Alan has ridden away and I'm getting ready to head out as well. He'll ride from a nearby junction (doing a bit of back tracking) all the way down to Eilat. My group will be bused to Timna -the site of some ancient copper mines-- to do some touring on mountain bikes. Then we'll meet up with the rest of the riders for lunch and all head down into Eilat together.
One blessing of this trip has been the daily davening/praying. An irony of living in Jerusalem this year has been the marked absence of a daily prayer community for me. But both Alan and I have made it to morning prayers every day of the ride and it's been nice to have our little traveling group praying together. This morning, looking at the mountains over in Jordan, coming to the prayer that
focuses on gratitude, I felt particularly grateful for all the people who have supported us on this ride --the staff here, but also all the friends and family members and colleagues who gave the donations that made this journey possible.
Here at Ketura, we've gotten to meet students of the Arava Institute and hear about the work they are doing. One theme that many students expressed --Israeli, American, Palestinian and Jordanian-- was that they came primarily for the environmental studies, but have been most transformed by the social aspect: building a learning community based on co-existence. Being able to meet the people who benefit from the funds we raised makes a big difference!
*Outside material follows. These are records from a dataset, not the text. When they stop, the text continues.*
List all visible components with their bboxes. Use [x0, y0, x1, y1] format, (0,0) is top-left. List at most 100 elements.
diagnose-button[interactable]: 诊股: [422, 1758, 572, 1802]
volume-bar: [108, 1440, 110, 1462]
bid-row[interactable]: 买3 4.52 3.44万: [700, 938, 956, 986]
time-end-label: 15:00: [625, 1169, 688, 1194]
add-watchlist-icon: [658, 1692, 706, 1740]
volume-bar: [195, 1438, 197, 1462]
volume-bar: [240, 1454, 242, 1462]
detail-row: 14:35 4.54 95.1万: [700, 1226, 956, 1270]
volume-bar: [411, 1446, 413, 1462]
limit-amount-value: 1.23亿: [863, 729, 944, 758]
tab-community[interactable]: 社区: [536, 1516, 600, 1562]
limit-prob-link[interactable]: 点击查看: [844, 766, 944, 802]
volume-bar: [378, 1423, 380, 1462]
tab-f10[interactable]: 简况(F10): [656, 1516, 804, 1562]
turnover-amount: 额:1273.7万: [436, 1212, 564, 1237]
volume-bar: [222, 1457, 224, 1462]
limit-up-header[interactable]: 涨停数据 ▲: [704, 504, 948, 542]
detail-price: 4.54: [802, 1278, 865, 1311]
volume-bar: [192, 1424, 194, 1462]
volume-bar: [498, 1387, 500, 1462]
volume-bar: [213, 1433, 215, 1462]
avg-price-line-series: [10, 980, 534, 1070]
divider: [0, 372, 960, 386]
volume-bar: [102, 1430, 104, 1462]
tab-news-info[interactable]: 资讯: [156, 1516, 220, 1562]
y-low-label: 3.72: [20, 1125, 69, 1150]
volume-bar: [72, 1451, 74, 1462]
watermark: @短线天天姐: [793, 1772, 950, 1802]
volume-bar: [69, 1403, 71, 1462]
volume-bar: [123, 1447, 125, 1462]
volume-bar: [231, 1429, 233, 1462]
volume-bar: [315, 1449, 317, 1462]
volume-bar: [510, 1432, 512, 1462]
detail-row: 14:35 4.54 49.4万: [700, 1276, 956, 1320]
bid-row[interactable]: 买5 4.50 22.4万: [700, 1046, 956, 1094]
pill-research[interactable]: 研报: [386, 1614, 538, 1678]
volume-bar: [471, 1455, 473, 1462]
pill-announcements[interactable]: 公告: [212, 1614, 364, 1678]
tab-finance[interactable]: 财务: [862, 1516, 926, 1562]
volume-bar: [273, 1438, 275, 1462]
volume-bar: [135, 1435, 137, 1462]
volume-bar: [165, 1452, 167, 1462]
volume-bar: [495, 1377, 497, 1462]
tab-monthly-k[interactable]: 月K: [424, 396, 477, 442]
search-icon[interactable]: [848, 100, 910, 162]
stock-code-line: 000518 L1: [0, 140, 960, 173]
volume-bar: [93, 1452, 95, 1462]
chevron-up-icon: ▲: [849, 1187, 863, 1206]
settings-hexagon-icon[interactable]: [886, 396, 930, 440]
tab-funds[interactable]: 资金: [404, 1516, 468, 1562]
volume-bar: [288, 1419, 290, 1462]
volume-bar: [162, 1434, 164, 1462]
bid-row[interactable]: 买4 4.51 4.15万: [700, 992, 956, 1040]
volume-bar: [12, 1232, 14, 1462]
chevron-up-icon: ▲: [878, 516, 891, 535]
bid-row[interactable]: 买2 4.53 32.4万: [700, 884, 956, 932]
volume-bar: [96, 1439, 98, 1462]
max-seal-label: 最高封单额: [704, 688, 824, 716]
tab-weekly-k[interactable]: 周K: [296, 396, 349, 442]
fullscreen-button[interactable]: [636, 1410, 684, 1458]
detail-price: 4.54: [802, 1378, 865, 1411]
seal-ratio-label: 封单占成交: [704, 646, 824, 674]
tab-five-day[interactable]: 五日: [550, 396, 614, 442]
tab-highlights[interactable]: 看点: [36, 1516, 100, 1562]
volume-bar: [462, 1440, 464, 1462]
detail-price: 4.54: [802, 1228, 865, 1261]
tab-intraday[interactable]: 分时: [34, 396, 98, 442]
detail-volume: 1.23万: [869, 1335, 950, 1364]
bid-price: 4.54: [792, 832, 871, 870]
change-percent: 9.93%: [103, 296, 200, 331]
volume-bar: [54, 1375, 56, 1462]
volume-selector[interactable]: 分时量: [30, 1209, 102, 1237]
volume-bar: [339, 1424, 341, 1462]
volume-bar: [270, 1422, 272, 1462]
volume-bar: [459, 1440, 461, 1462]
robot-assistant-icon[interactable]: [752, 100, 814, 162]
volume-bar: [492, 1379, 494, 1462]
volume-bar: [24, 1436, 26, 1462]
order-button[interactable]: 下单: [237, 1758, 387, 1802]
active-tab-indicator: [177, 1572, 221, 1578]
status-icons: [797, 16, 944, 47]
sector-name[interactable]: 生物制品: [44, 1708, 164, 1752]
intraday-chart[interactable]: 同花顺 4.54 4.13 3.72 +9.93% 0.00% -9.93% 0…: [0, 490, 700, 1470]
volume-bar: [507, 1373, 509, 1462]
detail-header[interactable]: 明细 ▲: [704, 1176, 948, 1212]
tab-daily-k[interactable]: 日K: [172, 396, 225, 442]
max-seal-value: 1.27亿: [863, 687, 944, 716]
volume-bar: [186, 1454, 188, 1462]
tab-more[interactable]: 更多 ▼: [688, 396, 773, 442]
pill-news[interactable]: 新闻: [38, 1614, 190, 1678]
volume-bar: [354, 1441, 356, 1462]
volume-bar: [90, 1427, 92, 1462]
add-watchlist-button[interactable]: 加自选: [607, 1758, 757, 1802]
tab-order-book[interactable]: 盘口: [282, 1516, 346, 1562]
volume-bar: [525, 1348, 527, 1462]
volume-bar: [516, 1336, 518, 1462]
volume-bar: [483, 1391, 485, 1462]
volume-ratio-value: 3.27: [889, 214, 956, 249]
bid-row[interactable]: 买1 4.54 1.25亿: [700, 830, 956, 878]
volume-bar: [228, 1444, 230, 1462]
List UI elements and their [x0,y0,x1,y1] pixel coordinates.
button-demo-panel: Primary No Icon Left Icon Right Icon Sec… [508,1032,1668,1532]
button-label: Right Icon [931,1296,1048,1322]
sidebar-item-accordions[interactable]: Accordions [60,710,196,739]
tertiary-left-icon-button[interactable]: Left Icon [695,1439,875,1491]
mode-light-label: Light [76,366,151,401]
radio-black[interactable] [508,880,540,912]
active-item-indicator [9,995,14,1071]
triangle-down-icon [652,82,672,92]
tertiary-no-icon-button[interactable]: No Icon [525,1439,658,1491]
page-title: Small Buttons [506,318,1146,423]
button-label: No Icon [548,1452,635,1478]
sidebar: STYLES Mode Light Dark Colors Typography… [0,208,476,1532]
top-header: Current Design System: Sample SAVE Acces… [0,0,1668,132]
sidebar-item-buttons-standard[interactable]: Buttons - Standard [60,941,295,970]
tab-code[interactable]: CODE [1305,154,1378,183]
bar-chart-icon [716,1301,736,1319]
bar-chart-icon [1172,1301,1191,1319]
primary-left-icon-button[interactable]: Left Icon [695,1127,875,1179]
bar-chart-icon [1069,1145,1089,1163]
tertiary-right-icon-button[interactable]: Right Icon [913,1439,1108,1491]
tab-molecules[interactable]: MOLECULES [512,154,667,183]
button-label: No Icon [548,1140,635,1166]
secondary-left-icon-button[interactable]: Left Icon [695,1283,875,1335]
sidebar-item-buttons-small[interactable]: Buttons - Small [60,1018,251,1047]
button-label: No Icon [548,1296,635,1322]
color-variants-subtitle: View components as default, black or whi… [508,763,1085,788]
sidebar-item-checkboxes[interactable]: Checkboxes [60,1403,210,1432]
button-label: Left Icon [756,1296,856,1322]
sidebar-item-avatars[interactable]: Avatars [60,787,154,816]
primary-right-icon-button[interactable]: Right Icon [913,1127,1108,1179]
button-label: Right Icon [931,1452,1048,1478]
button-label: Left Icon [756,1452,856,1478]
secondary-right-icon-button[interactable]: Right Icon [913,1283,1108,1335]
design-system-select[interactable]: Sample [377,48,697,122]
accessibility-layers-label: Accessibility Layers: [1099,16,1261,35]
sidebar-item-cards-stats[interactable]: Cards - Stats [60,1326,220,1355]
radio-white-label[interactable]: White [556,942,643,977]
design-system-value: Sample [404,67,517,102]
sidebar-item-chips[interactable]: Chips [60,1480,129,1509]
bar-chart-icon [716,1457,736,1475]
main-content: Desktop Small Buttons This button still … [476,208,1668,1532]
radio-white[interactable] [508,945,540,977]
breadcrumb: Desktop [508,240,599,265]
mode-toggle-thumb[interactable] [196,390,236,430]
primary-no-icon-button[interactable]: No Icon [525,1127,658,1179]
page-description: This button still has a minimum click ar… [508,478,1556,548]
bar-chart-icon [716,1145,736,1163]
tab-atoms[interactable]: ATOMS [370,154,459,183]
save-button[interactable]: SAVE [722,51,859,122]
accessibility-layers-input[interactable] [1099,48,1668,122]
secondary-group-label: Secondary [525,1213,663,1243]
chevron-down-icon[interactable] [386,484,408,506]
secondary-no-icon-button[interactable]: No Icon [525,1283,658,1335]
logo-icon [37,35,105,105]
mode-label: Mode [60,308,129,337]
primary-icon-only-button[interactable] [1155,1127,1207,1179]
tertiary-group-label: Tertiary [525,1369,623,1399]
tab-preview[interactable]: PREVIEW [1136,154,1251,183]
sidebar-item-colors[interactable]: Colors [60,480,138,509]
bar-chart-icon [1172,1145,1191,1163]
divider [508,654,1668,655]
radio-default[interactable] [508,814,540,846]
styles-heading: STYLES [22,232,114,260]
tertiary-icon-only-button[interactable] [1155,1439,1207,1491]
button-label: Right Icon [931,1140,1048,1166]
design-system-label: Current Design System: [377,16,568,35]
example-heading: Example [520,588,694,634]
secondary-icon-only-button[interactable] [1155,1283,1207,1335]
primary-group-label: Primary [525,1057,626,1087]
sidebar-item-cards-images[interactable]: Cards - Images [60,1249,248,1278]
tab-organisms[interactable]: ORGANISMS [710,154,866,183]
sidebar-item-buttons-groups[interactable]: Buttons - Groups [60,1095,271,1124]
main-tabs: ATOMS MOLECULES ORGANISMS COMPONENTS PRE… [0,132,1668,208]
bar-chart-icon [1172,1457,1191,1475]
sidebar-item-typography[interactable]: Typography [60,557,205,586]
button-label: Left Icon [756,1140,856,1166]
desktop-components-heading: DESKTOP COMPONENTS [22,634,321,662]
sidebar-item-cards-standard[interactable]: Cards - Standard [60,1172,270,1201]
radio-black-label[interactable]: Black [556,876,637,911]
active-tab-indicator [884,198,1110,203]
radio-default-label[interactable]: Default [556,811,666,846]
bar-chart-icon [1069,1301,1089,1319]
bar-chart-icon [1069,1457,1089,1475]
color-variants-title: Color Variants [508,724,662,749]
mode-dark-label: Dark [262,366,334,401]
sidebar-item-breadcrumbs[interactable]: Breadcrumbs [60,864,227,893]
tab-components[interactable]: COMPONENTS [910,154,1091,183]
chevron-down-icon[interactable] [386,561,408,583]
I've also very much enjoyed the touring I've been able to do by only riding half-days. On Thursday (which seems like a year ago), we met a man named Haji Ibrahim. He is a communal leader in an unrecognized Bedouin village. The village doesn't receive any support from the government and is placed dangerously close to a number of toxic sites. He is very concerned aboout the health impacts on his community and had a number of very sad stories to share. He welcomed us warmly to the village and shared coffee he had ground himself and tea whose every herb he picked and described in detail.
Yesterday, I visited Kibbutz Lotan, a community associated with the Reform movement. This trip has definitely re-ignited long-dormant fantasies of kibbutz life. Much more to tell, but the bus is leaving soon.
God willing, this afternoon, we'll be swimming in the Red Sea!